打开某些用户资料时出现502错误

volas · 2024 年5 月 24 日 21:01

服务器在使用某些随机用户的 summary.json 时遇到问题，并返回 502 代码。可能是在上次更新后开始的，但不确定。

我不熟悉 discourse 堆栈，在查找日志方面有困难。已编辑以隐藏用户名和 IP，时间可能有所不同，但大多数情况下是相同的个人资料页面请求重复多次。

来自应用程序 /var/log/nginx/error.log：

[error] 560#560: *416 upstream prematurely closed connection while reading response header from upstream, client: *.*.*.*, server: _, request: "GET /u/user/summary.json HTTP/2.0", upstream: "http://127.0.0.1:3000/u/user/summary.json", host: "forum.taucetistation.org", referrer: "https://forum.taucetistation.org/u/user"

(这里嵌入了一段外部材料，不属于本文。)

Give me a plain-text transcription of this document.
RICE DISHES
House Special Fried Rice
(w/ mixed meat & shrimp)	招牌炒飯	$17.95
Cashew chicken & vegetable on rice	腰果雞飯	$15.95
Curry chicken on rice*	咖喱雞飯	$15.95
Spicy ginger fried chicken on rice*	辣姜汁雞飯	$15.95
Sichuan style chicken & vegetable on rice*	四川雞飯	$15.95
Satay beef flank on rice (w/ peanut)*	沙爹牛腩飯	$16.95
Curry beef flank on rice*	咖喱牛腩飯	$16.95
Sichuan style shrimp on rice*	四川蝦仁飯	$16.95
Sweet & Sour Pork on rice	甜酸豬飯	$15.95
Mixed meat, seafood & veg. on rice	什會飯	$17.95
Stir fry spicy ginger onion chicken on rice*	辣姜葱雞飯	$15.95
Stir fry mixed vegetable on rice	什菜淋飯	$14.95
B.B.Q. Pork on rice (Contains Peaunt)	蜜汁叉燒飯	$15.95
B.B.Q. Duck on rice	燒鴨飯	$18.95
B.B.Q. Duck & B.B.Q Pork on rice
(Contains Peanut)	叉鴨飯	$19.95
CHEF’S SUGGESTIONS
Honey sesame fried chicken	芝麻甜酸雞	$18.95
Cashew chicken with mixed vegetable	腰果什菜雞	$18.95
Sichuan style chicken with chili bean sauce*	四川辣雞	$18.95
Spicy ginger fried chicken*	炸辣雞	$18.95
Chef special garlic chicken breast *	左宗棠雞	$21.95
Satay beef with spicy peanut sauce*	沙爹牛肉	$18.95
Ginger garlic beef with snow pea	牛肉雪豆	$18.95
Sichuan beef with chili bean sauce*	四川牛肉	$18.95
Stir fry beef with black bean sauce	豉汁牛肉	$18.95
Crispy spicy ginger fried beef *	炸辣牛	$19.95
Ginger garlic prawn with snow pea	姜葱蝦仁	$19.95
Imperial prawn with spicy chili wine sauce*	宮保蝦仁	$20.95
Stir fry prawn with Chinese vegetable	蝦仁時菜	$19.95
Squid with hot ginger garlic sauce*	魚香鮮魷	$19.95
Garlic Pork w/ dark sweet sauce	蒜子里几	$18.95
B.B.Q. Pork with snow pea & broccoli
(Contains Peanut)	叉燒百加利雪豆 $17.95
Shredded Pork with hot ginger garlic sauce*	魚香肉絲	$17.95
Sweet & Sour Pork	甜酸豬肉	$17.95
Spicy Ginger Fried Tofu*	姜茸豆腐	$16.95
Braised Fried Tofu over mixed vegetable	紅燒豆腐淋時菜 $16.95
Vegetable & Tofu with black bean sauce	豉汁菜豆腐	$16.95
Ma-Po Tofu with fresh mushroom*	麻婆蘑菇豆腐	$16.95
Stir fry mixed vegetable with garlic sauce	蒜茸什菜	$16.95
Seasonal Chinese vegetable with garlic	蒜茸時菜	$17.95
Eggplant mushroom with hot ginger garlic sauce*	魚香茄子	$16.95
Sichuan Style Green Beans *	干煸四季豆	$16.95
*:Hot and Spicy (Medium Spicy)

/shared/log/rails/production_errors.log 为空，而 /shared/log/rails/production.log 只包含

Started GET "/u/user/summary.json" for *.*.*.* at 2024-05-24 20:26:56 +0000
Processing by UsersController#summary as JSON
  Parameters: {"username"=>"user"}

对于类似的请求没有“Completed 200 OK”。

独角兽中似乎没有相关的日志（只是启动时与 redis 的连接错误，但最终似乎成功了，并且不相关）。

但是，来自 /var/log/postgres/current 的一个请求持续时间很长，这很可疑：

2024-05-24 20:49:12.727 UTC [2919] discourse@discourse LOG:  duration: 95288.368 ms  execute <unnamed>: SELECT replies.user_id, COUNT(*) FROM "posts" INNER JOIN "topics" "topics_posts" ON "topics_posts"."deleted_at" IS NULL AND "topics_posts"."id" = "posts"."topic_id" JOIN posts replies ON posts.topic_id = replies.topic_id AND posts.reply_to_post_number = replies.post_number JOIN topics ON replies.topic_id = topics.id AND topics.archetype <> 'private_message' AND replies.post_type IN (1) WHERE "posts"."deleted_at" IS NULL AND (posts.post_type IN (1,4)) AND "topics"."deleted_at" IS NULL AND (topics.archetype <> 'private_message') AND "topics"."visible" = TRUE AND (topics.category_id IS NULL OR topics.category_id IN (SELECT id FROM categories WHERE NOT read_restricted OR id IN (4,8,20,46,55,60,62,67))) AND "posts"."user_id" = 5318 AND (replies.user_id <> posts.user_id) GROUP BY "replies"."user_id" ORDER BY COUNT(*) DESC LIMIT 6
2024-05-24 20:49:12.728 UTC [2919] discourse@discourse LOG:  could not send data to client: Broken pipe
2024-05-24 20:49:12.729 UTC [2919] discourse@discourse FATAL:  connection to client lost

volas · 2024 年5 月 24 日 21:17

似乎每个活跃用户配置文件都存在问题。有时需要很长时间，有时因为缓存很快。\n\n有时会超时并抛出 502 错误。\n\n我们只将此 Dropped from DO 用于论坛。\n\n\n不多，但在过去对我们来说已经足够了。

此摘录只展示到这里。